As for installing inlays, you can try tracing around the inlay with a pencil, but chanches are that you will have trouble getting it to fit the pocket.
There is also a good chanch you will cut out into the line somewhere which will leave a gap between the wood and the metal.
The best way (IMO) is to file a very slight taper around the outside with the edges angled inward towards the bottom.
Bend the inlay if required so that it will lay on the surface without any gaps.
Buy a tube of super glue and put a drop on the underside of the inlay. Position it where you want it and hold it down until the glue sets.
Use a very pointed Exacto knife or equal and hold the knife so that it will stab into the wood at about the same angle as the tapered sides of the inlay and cut down into the wood.
Do not try to cut the full depth with one cut. Just cut in a little ways, then go around the inlay again. Several times around the inlay will leave a cut that is exactly the size of the outside of the inlay.
Now, use a block of wood or a non metallic hammer and give the inlay a whack. It will break the glue joint.
Holding the Exacto knife at about 45 degrees from the surface, gently cut down inside the previously cut line to remove some of the wood.

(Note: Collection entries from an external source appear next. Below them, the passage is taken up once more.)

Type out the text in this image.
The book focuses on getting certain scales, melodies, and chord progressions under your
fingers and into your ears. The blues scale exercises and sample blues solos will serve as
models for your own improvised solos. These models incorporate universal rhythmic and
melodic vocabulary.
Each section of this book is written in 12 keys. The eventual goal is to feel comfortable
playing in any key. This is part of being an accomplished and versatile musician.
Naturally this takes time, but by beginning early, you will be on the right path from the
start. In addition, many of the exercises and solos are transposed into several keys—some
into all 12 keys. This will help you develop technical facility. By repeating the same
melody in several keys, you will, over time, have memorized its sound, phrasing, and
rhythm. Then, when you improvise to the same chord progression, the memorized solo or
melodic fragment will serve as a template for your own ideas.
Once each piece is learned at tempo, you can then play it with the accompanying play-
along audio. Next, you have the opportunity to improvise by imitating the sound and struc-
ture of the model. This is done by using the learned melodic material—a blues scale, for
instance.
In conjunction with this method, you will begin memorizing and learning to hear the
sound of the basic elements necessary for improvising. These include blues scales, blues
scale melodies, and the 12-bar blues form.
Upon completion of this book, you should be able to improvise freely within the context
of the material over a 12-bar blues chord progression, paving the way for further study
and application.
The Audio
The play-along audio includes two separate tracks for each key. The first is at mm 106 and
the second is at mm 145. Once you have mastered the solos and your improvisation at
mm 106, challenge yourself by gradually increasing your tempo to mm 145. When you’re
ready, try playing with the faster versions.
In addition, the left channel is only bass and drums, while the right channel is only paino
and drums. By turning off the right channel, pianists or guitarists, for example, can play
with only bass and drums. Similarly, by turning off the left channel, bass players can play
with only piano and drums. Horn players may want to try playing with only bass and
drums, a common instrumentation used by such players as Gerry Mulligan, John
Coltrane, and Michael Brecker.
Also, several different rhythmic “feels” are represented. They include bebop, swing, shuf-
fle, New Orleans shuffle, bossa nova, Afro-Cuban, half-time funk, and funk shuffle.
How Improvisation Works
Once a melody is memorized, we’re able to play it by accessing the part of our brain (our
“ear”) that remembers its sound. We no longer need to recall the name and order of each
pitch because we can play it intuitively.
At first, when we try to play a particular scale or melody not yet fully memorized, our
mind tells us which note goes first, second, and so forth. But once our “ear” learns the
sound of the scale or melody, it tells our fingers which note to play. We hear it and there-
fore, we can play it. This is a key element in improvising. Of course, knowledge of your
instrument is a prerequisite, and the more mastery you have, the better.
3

This takes several cuttings but sooner or later you will have the wood cut away to the depth of the thickness of the inlay.
Now that the fussy part is done, use the smallest chisel you have and remove the center area down to the thickness of the inlay.
Keep trying the inlay in the pocket to check the depth.
Usually, you will have to gently make another cut around the outside of the inlay with the Exacto knife to get the inlay to fit down into the pocket but do this carefully and use the edges of the inlay as your guide.
When your finished, there will be absolutly no gaps between the wood and the inlay and you will be more than proud of your work!